O cronista do arraial, José Barbosa, filho do Subdelegado de Polícia, Juvêncio Barbosa Lima, depois da ereção à vila de Palmares, em 03 de abril de 1908, foi testemunha ocular de alguns atos de violência que tumultuaram a pequena comunidade.
Em seu livro “Cordão Escuro”, ele nos fala de dois ingleses, provavelmente pesquisadores de minas de ouro, “(...) em época que não se pode ao certo precisar”, adquirirem uma grande gleba de terras no atual bairro rural do Laranjal, onde “localizaram a sede da futura fazenda e colônia, construídas com gosto e capricho”, qual como uma fazenda modelo.
Brutalmente assassinado à faca um dos ingleses por um nordestino embriagado e seu empregado, no centro do vilarejo, a fazenda foi abandonada pelo seu sócio e amigo, que desapareceu, sendo depois a propriedade rural loteada para sitiantes, dos quais se destacaram: Gaspar Trazzi, Gaspar Longhini, José e Rodolfo Schettini, Irmãos Mestriner, os Paulatti, Caetano Ensina, Sebastião Bernal, Carmelo Ragonezzi, Pedro Parron e outros, no cultivo de extensos cafezais.
José Joaquim de Santana
Outro caso contado por José Barbosa e que, inclusive, foi citado pelo professor Vicente Celso Quaglia em seu livro “Sombras do Passado – Historiografia de uma Cidade”, foi o caso da “demanda do Palmital”, cujo personagem principal foi o major da Guarda Nacional, José Joaquim de Santana, foragido da justiça da região de Jardinópolis, Alta Mogiana, por ter sido responsável por crime cometido “com os maiores requintes de selvageria.” Adquirindo de José Theodoro de Carvalho um sítio na parte baixa do Palmital, pela violência foi ampliando a sua propriedade agrícola, seja pela arrogância das atitudes, seja pelo regime de terror que implantou na vizinhança.

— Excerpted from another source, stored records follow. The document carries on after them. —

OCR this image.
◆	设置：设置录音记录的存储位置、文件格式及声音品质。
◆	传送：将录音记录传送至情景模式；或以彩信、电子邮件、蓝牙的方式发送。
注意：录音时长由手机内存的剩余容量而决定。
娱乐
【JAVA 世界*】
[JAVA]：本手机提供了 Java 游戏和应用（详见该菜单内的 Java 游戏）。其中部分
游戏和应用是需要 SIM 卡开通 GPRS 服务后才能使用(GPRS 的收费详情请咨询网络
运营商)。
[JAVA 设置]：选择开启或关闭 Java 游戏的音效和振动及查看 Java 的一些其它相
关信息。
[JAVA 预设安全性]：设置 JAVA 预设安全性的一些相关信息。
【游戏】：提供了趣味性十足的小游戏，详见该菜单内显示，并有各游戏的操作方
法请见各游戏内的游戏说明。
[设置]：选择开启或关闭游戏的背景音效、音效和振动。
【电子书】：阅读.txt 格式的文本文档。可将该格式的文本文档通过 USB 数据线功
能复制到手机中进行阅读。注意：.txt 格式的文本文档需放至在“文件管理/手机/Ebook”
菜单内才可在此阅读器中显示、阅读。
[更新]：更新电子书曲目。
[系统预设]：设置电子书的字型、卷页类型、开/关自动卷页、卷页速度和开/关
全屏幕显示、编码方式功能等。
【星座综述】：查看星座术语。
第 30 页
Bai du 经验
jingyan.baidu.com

“Por volta de 1912, mais ou menos, a Justiça deu ganho de causa ao pseudo e pretendido dono das terras em litígio”, grande parte delas com boas benfeitorias e plantações em véspera de abundantes colheitas. Para o efeito do despejo das famílias lá assentadas, o Major conseguiu o uso da força, tendo vindo de São Paulo um contingente da Força Pública do Estado, composto de quarenta soldados sob o comando de um oficial, “que cometeu a maior tropelia e devastação até então desconhecida naquelas paragens”, vasculhando as casas, incendiando os ranchos, os paióis, as roças e até os animais de criação. Aliás, foi assim que no início de nossa colonização, grandes fortunas se acumularam, mas deixando um rastro de injustiças, de crimes, de assaltos, sempre acobertados pelo Poder Público. O certo é que descendentes do arbitrário Major ficaram marcados, ao longo do tempo, com o estigma de enriquecimento ilícito, da prepotência e da impunidade criminosa.
Fonte de Pesquisa:
- Livro “A História de Catanduva de A a Z”, de Vicente Celso Quaglia.
- Livro “Sombras do Passado – Historiografia de uma Cidade”, de Vicente Celso Quaglia
Fotos:
No final do século XIX e início do XX foi comum uma onda de banditismo em várias regiões do Brasil. Uma delas foi o Cangaço, que teve a figura de Lampião como destaque. Na foto, escadaria da Igreja de Piranhas, Alagoas, onde a polícia exibe seu arranjo macabro: as cabeças de Lampião (ao centro, embaixo), de Maria Bonita e do restante do bando
Foto da Força Pública do Estado de São Paulo, hoje Polícia Militar, fazendo treinamento no ano de 1914. Era acionada para resolver uma grande quantidade de crimes na região
Coronel Nerel, chefe da missão francesa, fazendo a crítica das manobras, em presença do Secretário de Justiça de São Paulo, Dr. Eloy Chaves, Coronel Baptista da Luz, Comandante da Força Pública do Estado de São Paulo e toda a oficialidade reunida no ano de 1914
Mapa da Estrada do Taboado, elaborado em 1895 pelo engenheiro Olavo Augusto Hummel. Nascia em Jaboticabal e ia até na divida do Estado de São Paulo com o Mato Grosso (Rio Paraná)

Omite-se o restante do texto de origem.